13. Não restam, pois, quaisquer dúvidas que, em momento anterior ao início do procedimento interno de inspecção, a ora recorrente, através da notificação supra mencionada, tomou perfeito conhecimento que iria ser alvo de uma acção de inspecção interna, do motivo, âmbito e incidência da mesma.
14. Acresce ainda referir, que o conhecimento sobre os objectivos e fundamentos da acção de inspecção, é posteriormente reforçado em sede de Projecto de Relatório de inspecção, notificado à recorrente em 23.06.2008, na sequência do qual a recorrente exerceu o direito de audição em 09.07.2008, e em sede de Relatório de Inspecção Tributária, notificado à recorrente em 25.07.2008, onde se dão a conhecer de forma pormenorizada e devidamente fundamentada, os motivos, o âmbito, a incidência da acção de inspecção e bem assim as razões de facto e de direito que fundamentaram as correcções que culminaram na elaboração da liquidação adicional de IRC e juros compensatórios n°2008 8310037015, no valor global de 18.677,42, relativa ao ano de 2005 — Vide fls. 49 a fis. 91 e fls.1 a 48, respectivamente do processo administrativo organizado nos termos do artigo 111° do CPPT.

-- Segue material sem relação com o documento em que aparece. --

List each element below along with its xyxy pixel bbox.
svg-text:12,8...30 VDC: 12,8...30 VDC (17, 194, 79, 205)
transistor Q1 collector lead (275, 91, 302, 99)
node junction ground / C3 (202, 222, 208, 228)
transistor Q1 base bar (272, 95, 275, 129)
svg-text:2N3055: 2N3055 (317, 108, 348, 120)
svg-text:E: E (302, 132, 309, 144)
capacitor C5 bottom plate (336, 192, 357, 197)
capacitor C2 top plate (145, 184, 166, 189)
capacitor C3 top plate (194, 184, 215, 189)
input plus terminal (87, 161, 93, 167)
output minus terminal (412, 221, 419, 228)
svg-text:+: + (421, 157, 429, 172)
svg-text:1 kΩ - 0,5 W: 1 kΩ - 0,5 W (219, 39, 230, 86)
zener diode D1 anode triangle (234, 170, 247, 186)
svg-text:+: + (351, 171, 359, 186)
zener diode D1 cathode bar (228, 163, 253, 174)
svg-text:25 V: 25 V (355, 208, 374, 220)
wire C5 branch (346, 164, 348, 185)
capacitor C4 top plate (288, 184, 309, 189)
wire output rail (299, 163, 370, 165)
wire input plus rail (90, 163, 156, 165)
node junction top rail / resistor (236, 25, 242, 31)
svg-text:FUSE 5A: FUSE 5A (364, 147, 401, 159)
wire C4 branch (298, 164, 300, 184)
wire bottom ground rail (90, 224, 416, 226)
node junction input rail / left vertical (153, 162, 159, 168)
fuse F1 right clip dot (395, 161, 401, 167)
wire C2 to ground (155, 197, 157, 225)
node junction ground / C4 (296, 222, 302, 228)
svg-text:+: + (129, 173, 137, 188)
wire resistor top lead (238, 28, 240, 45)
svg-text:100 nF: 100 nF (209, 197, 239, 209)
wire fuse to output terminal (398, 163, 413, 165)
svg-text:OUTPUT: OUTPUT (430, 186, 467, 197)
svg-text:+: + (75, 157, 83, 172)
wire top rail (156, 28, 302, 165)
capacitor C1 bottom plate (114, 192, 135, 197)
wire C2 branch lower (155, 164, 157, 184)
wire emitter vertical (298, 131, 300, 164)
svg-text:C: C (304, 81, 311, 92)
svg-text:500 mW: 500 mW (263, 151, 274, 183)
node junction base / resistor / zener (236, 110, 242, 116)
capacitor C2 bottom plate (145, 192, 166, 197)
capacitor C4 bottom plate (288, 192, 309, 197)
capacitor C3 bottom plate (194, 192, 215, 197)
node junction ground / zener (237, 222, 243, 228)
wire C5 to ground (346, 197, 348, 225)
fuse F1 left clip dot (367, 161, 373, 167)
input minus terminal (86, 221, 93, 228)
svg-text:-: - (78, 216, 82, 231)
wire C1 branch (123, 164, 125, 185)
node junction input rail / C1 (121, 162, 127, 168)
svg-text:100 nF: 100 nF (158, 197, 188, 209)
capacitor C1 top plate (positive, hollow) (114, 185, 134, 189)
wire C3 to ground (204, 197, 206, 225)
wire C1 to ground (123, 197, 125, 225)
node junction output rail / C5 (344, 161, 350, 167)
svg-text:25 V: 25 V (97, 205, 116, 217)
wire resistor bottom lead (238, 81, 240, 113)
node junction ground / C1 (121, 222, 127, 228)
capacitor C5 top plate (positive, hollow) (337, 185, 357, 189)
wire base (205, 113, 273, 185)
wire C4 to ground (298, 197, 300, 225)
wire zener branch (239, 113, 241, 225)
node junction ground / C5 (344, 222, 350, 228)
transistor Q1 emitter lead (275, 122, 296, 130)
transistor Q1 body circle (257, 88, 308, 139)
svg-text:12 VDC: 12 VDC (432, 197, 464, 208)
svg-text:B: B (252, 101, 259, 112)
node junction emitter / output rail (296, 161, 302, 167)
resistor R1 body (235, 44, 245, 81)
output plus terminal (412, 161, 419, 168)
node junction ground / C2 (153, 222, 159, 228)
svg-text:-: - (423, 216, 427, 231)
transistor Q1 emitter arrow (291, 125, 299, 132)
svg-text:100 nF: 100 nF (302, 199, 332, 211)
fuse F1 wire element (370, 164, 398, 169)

15. O acto tributário indica de forma expressa e inequívoca os preceitos legais aplicáveis ao caso em concreto e enuncia os factos que lhe deram origem, ou seja, expressa de forma clara e inequívoca as razões de facto e de direito em que se fundamentou, não lhe sendo imputável qualquer vício, designadamente a alegada falta de fundamentação invocada pela recorrente, motivo pelo qual, se impõe concluir pela legalidade do acto tributário.
16. Embora a recorrente alegue que a douta sentença em recurso, violou a Lei n° 171/99 de18.09 e o artigo 45° do CIRC (na versão à data dos factos) actual artigo 48°, não refere qualquer argumento ou fundamento que sustente tal alegação.
17. Embora a recorrente pretenda assacar à douta sentença em recurso, o alegado vício de violação de lei, verifica-se que também quanto a este segmento da douta decisão, a recorrente não efectuou o mínimo esforço que fosse susceptível de contrariar os fundamentos de facto e de direito que são invocados pela douta sentença, motivo pelo qual, teremos de concluir pela improcedência do invocado vício de violação de lei.
18. A declaração de rendimentos de IRC do exercício de 2005, apresentada pela recorrente em Maio de 2006, constituiu a referência a partir da qual — atenta o âmbito e incidência do procedimento de inspecção interno — se procedeu à análise interna da contabilidade e situação tributária da ora recorrente.
19. Ora, tal como se alcança da leitura atenta da referida declaração de rendimentos, a recorrente não fez qualquer referência ao gozo de tal benefício (redução de taxa de 20%), motivo pelo qual a Administração Tributária não teve, nem poderia ter em linha de conta tal facto, aplicando a taxa correspondente à situação tributária declarada pela própria recorrente, ou seja, a taxa aplicável ao regime geral, que é de 25%.
20. A recorrente procedeu de forma incorrecta à contabilização inicial do imóvel como um bem do imobilizado, uma vez que, para além da menção ciara e inequívoca na escritura de aquisição, de que o mesmo se destinava a revenda, também não preenche os requisitos legais, plasmados no POC, necessários para ser classificado como sendo imobilizado.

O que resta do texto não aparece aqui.